While LLM-based QR systems now realize substantial retrieval and execution improvements, several challenges persist:

• Cost and Latency: LLM inference incurs nontrivial expense, especially with large models or ensemble-based/multi-agent techniques (e.g., OptAgent’s 6,100 LLM calls per query) (Handa et al., 4 Oct 2025).
• Non-determinism: Even with fixed seeds, stochasticity in LLM outputs leads to variance across trials.
• Dependence on External APIs: Many systems depend on closed, costed API endpoints (OpenAI-compatible), which can affect reproducibility and scale.
• Language Coverage: Most toolkits and empirical studies focus on English; extending frameworks to support robust multilingual reformulation remains an open avenue (Bigdeli et al., 20 Nov 2025).
• Output Quality Control: Hallucination and factual drift are mitigated using context-grounding, stepwise evidence, structured prompt design, and self-reflection loops, but remain open research concerns.
• Search and Rule Space Explosion: Especially for SQL/KG optimization, methods such as MCTS (LITHE), guided cost descent (LaPuda), and curriculum-contrastive demonstration selection (LLM-R2) help prune the combinatorial search space, but scaling to very complex queries remains non-trivial (Dharwada et al., 18 Feb 2025, Sun et al., 2 Dec 2024, Wang et al., 20 Mar 2024, Li et al., 19 Apr 2024).

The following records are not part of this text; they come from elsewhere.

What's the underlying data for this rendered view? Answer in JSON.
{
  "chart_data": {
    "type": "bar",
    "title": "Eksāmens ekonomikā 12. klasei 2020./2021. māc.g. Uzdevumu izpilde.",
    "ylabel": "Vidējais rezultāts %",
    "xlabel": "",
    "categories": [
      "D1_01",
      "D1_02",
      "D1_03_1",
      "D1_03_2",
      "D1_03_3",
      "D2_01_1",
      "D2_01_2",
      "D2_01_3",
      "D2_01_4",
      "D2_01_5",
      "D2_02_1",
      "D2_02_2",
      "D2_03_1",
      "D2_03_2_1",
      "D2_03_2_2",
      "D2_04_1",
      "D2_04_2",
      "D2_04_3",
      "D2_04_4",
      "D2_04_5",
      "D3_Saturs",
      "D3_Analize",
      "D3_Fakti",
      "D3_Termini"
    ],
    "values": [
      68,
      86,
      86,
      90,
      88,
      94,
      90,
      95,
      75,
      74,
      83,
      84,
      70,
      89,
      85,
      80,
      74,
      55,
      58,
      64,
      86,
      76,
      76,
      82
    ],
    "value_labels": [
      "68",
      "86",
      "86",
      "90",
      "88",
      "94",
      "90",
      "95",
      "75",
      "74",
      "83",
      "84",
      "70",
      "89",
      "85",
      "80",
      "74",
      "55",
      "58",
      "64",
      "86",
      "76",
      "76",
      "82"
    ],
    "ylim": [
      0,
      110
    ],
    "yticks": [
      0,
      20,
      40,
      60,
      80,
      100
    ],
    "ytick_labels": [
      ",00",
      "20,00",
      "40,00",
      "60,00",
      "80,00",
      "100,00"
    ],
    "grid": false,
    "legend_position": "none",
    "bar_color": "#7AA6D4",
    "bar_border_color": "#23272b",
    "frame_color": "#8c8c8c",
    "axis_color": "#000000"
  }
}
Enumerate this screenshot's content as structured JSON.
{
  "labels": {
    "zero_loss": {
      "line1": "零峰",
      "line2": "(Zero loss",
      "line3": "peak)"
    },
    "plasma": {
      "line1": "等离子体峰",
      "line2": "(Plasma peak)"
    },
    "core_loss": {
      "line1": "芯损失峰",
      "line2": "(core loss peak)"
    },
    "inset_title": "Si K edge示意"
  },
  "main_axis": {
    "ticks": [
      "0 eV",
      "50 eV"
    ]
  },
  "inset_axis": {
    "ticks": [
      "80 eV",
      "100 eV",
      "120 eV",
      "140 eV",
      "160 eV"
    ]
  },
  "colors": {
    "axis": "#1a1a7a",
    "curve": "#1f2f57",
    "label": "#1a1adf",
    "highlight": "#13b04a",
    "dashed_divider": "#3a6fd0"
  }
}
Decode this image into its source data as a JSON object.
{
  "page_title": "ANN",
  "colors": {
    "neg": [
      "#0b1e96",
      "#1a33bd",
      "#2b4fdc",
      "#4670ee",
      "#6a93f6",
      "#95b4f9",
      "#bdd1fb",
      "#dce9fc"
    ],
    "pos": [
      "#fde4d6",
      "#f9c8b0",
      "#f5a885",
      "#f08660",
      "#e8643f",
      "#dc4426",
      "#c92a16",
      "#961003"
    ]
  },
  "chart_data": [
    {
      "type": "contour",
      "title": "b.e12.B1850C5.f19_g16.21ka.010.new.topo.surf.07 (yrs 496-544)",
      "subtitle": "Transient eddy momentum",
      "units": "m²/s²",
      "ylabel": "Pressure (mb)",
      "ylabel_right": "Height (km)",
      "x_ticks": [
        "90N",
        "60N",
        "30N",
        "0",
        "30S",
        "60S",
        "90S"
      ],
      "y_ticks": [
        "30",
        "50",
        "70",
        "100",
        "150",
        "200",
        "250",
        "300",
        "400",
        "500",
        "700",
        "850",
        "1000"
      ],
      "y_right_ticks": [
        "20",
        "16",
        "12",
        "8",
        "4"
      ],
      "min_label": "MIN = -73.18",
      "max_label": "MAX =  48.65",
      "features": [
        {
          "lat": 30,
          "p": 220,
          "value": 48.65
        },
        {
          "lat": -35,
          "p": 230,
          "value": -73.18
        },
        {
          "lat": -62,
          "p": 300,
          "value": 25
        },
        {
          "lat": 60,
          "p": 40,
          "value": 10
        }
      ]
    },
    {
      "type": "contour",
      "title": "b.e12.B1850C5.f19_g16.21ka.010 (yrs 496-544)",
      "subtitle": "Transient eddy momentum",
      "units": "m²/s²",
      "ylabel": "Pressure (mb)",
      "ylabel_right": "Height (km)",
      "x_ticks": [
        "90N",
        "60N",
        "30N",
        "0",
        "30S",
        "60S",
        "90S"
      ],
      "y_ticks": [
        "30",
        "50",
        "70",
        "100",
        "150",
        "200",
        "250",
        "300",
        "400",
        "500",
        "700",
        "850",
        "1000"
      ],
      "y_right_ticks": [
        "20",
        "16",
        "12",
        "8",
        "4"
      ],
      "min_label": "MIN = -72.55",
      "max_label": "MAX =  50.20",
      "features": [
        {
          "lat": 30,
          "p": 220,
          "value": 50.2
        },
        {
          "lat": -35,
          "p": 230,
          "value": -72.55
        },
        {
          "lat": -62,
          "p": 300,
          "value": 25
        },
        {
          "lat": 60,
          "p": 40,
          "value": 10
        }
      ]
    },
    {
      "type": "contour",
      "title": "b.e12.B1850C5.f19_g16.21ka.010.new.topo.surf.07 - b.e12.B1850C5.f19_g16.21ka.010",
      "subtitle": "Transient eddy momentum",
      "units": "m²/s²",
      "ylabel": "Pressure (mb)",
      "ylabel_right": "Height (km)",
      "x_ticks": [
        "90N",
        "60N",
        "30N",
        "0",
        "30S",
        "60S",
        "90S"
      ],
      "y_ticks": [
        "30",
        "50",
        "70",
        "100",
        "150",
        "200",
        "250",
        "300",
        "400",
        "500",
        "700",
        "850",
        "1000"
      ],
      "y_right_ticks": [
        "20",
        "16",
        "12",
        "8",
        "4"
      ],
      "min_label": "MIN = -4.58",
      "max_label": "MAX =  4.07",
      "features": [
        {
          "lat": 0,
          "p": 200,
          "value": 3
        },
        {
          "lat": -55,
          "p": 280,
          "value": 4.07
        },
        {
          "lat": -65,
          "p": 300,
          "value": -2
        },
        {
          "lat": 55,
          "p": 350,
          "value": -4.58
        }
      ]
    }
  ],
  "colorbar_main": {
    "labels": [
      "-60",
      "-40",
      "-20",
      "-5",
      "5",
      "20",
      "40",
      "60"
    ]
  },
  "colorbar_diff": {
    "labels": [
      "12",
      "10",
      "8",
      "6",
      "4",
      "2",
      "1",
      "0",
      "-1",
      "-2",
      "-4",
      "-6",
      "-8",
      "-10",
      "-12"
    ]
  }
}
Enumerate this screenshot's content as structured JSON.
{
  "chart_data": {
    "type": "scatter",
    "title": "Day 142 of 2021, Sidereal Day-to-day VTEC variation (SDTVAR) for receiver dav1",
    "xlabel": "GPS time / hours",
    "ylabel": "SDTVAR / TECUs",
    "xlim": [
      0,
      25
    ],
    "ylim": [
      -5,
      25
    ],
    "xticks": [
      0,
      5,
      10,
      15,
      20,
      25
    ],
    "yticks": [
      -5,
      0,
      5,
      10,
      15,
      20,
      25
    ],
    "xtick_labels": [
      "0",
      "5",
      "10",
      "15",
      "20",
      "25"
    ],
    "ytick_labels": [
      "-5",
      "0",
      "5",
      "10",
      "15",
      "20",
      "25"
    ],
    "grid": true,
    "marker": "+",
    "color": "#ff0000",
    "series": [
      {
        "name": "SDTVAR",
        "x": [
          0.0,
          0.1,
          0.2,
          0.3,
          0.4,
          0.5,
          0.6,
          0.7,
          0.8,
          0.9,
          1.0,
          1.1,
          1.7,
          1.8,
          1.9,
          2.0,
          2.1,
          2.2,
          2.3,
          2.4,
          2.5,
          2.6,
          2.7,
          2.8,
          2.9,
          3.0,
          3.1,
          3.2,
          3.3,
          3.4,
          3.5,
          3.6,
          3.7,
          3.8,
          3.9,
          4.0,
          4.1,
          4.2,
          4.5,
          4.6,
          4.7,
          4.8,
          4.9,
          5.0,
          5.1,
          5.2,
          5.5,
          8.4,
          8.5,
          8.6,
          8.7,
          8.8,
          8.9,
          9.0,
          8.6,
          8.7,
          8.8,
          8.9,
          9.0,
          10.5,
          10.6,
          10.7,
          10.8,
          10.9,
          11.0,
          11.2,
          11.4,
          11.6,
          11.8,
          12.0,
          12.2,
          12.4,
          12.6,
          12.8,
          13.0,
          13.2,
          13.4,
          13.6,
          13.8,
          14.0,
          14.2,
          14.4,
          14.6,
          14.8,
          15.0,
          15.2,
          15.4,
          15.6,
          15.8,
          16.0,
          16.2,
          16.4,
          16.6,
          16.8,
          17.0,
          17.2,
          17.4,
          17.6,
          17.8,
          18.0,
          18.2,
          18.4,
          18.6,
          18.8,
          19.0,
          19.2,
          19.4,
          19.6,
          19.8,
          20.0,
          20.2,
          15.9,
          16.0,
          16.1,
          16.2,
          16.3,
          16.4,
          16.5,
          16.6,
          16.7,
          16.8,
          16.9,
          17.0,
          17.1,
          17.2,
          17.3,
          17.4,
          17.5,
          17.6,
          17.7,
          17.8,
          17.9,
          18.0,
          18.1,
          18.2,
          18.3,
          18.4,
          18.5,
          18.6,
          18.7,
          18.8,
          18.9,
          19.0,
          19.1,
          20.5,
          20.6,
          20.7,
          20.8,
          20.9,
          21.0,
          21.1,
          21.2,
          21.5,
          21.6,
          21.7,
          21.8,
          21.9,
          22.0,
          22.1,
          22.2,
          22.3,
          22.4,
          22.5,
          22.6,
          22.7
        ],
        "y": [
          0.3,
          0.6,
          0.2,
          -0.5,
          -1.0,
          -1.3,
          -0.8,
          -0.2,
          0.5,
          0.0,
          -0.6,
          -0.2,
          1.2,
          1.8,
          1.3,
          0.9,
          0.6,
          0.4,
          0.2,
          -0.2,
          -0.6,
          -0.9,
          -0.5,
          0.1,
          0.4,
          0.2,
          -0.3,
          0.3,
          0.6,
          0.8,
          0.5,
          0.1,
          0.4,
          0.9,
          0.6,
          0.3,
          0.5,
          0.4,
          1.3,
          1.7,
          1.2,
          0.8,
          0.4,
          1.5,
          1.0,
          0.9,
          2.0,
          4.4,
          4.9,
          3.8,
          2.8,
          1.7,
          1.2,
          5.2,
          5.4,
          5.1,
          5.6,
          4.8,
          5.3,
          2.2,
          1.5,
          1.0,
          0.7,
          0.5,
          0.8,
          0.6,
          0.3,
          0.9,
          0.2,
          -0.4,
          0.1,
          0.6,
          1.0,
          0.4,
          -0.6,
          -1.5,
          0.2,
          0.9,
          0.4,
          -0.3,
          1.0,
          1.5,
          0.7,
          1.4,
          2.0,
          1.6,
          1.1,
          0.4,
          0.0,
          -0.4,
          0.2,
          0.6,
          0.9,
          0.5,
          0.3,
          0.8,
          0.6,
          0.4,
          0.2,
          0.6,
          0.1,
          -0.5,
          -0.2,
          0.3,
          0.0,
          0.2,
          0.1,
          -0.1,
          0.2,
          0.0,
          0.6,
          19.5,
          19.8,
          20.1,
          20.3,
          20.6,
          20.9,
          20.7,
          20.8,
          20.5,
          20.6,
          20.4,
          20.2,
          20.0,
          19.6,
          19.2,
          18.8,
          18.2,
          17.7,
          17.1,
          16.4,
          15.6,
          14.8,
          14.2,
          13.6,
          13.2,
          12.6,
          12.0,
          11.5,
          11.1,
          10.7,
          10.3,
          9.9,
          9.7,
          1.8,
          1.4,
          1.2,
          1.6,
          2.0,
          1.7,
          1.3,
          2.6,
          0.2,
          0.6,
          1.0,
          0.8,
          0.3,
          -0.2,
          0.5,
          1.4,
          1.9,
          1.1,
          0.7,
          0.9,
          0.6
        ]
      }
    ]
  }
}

Open research directions include:

• Dynamic or “on-the-fly” prompt generation conditioned on query/task features
• End-to-end differentiable pipelines for joint optimization of LLM, retriever, and reranker
• Learning query- or session-specific reward models for adaptive reformulation strategy selection
• Integration of real user feedback in RL or agent-based learning loops for further alignment
• Efficient caching, distillation, or query batching to reduce LLM computation overhead

7. Representative System: QueryGym Toolkit

QueryGym (Bigdeli et al., 20 Nov 2025) represents the unification of the above principles as an open-source, modular toolkit providing:

• A Python API and CLI for batch and interactive LLM-based reformulation
• A retrieval-agnostic backend via a BaseSearcher abstraction, supporting integration with any IR system
• Centralized, versioned prompt management supporting flexible experimentation with prompting recipes
• Benchmark alignment with MS MARCO and BEIR suite, supporting standard IR metrics for fair and repeatable evaluation
• Extensible implementations of leading QR approaches and seamless method/back-end addition via standardized registry mechanisms

Example pipeline (summarized as pseudocode):

from querygym import create_reformulator, wrap_pyserini_searcher searcher = LuceneSearcher.from_prebuilt_index("msmarco-v1-passage") wrapped = wrap_pyserini_searcher(searcher, answer_key="contents") reform = create_reformulator( method_name="csqe", model="gpt-4", params={"searcher": wrapped, "retrieval_k": 10, "gen_passages": 5}, llm_config={"temperature":1.0, "max_tokens":128} ) results = reform.reformulate_batch(queries)

This encapsulates key aspects: retrieval-agnostic instantiation, prompt-driven reformulation, batch processing, and robust output logging.

---

LLM-based query reformulation has emerged as a principal innovation channel in IR and query optimization. Modular toolkits, ensemble and context-steered prompting, agentic and reward-based learning, and prompt management at scale combine to deliver measurable advances in retrieval metrics and query efficiency, while reproducibility and extensibility are facilitated by standardized APIs and versioned benchmarks (Bigdeli et al., 20 Nov 2025, Dhole et al., 27 May 2024, Dhole et al., 4 Apr 2024, Seo et al., 17 Sep 2024). Ongoing research continues to push boundaries in efficiency, contextual grounding, real-time adaptation, and domain generalization.